L’arrivo negli Stati Uniti non è stato dei migliori: in laboratorio potevo lavorare solo part-time, gli incontri con i colleghi erano solo virtuali, happy hour su Zoom... Sono arrivata a Berkeley proprio nel bel mezzo della pandemia, a inizio del 2021. Con i contagi ancora altissimi e senza ancora la disponibilità di dosi di vaccini su larga scala, ero stata a lungo incerta se partire o meno. Alla fine sono partita, con a fianco il mio compagno che ha deciso di seguirmi. E dopo le difficoltà iniziali, le cose hanno cominciato a girare nel verso giusto.
Venivo da una lunga esperienza all’Università di Padova, dove, dopo la laurea, ho conseguito il dottorato occupandomi sempre dei mitocondri, gli organelli che dentro la cellula si occupano soprattutto di fornire l’energia necessaria a tutti i processi biologici. Durante il dottorato, però, avevo conosciuto a un congresso il mio attuale ‘capo’ a Berkeley. Mi aveva affascinato la sua presentazione in cui parlava di lisosomi. Si tratta di un altro tipo di organelli che si trovano all’interno della cellula e che sono stati a lungo considerati come dei semplici cestini della spazzatura, dove smaltire o riciclare ogni materiale di scarto dell’attività cellulare. In realtà ora sappiamo che non è così e che i lisosomi sono anche la base di molti sistemi di comunicazione funzionali alla proliferazione e all’omeostasi della cellula.
Tanto mi ha affascinato l’argomento che ho pensato subito a un progetto di ricerca che potesse combinare le mie competenze sui mitocondri allo studio di questo ruolo ancora poco conosciuto dei lisosomi. AIRC mi ha consentito di realizzarlo sostenendo con una borsa biennale in memoria di Ezio e Maria Panciera la mia attività di ricerca all’Università della California a Berkeley.

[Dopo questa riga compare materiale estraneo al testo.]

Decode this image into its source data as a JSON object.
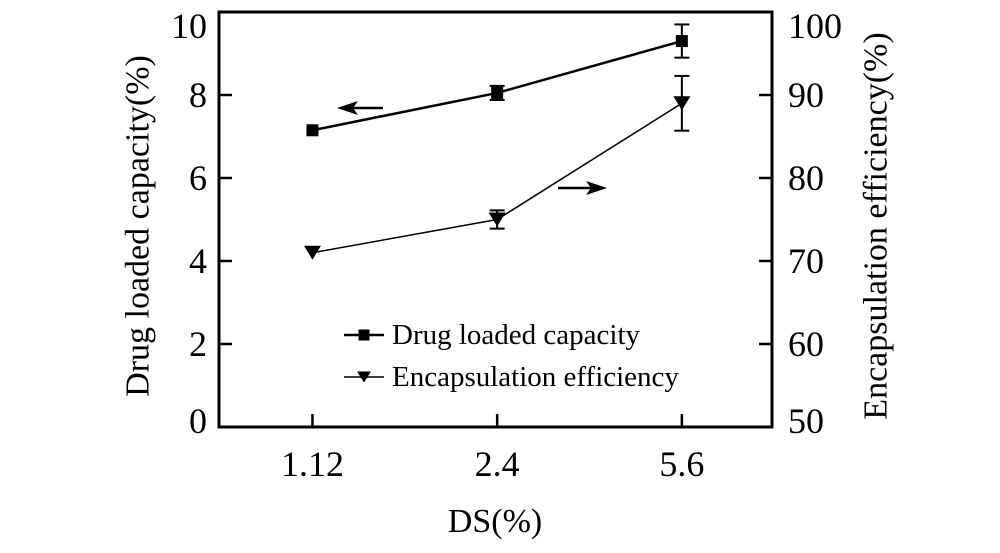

In realtà AIRC è stata una presenza costante nella mia vita. Sosteneva il laboratorio in cui ho svolto prima la tesi e poi il dottorato. E poi mia mamma è da sempre una donatrice.
Qui a Berkeley sto studiando un meccanismo che potrebbe essere coinvolto nello sviluppo di alcuni tumori, in particolare di quello del rene e del pancreas. Si tratta di un complesso sistema di comunicazione che parte dai lisosomi e, coinvolgendo i mitocondri, consente alle cellule tumorali di adottare un metabolismo che sostiene la crescita e la resistenza agli stress. La speranza è che, ricostruendo tutte le fasi di questo processo, sia possibile individuare delle vulnerabilità del tumore, cioè dei componenti che, se eliminati o bloccati, possano impedire la proliferazione o indurre la morte delle cellule tumorali.
Un ritorno in Italia? Chissà! Di certo la nostalgia è tanta. Mi mancano la famiglia, gli amici, il paese dove son cresciuta. E le camminate lungo il mio amato fiume Brenta. In futuro mi piacerebbe poter tornare e restituire quello che sto imparando in questi anni all’estero. Per il momento, però, negli Stati Uniti mi trovo bene. Qui si ha la possibilità di crescere molto dal punto di vista professionale; inoltre è un posto in cui c’è molta meritocrazia e un maggiore riconoscimento del ruolo del ricercatore rispetto all’Italia. Questa è una cosa che dà tanta energia.
Nata a Vicenza nel 1991, si è laureata in Biologia Molecolare all’Università degli Studi di Padova. Qui ha continuato il percorso da ricercatrice conseguendo un dottorato in Bioscienze, occupandosi soprattutto di mitocondri. Oggi, grazie a una borsa biennale di Fondazione AIRC, in memoria di Ezio e Maria Panciera, è negli Stati Uniti, all’ Università della California a Berkeley, dove studia un meccanismo coinvolto nello sviluppo dei tumori del rene e del pancreas.